In particular, we present an approach to protocol verification based on the concept of the weakest precondition. The idea is to generate a set of postconditions/goals that we want the protocol to satisfy. Then, based on these postconditions and the steps of the protocol, generate the least restrictive set of preconditions such that upon completion of the protocol the goals will hold. To simplify the analysis, we handle each step of the protocol one at a time, propagating the generated preconditions through each step. To simplify presentation of this approach we assume that all conditions (pre and post) are represented in a set of conditions. The tables presented in the next section do not specifically reference the set, but rather only particular elements of the set. In other words, if a condition is relevant to a particular protocol step, it will be removed from the set of conditions and replaced with the necessary preconditions, otherwise it will be automatically propagated through as a precondition.

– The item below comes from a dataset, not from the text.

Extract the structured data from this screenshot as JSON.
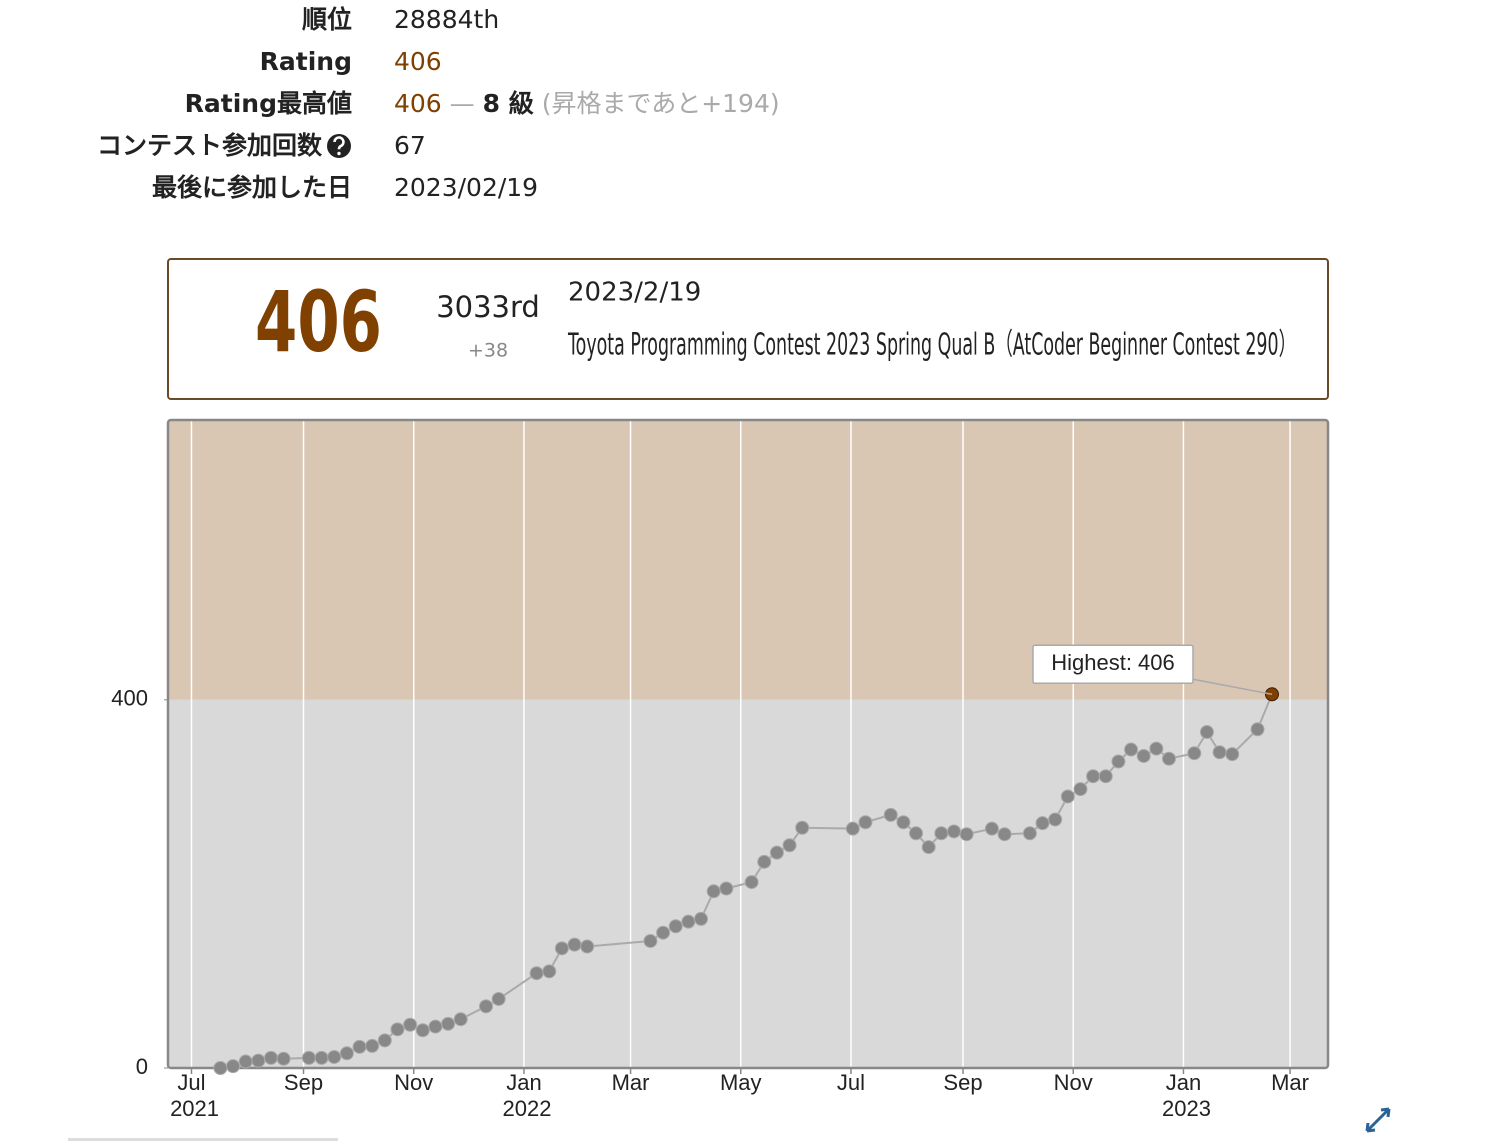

The choices regarding what the postconditions of an operation should be and what preconditions are necessary for those postconditions were primarily determined by the SvO logic [SvO94, SvO96]. The operations currently supported are: sending and receiving messages, applying functions, creating keys from public agreement keys, decrypting messages, construction of shared secrets, and proving statements. This includes the use of private, public, and shared keys. The wps were tested on several existing protocols. A discussion of the proof for the station-to-station protocol [DvOW92] and the Needham-Schroeder key distribution protocol [NS78] are included in Section 4 of this document.

Section 3 presents the weakest precondition rules. They are divided into four subsections, one for the general operations, one for proofs and beliefs, one for decryption using the various key types, and one for construction shared secrets. Section 4 presents analysis of the two exemplary protocols. Section 5 discusses a few issues regarding the use of the wps.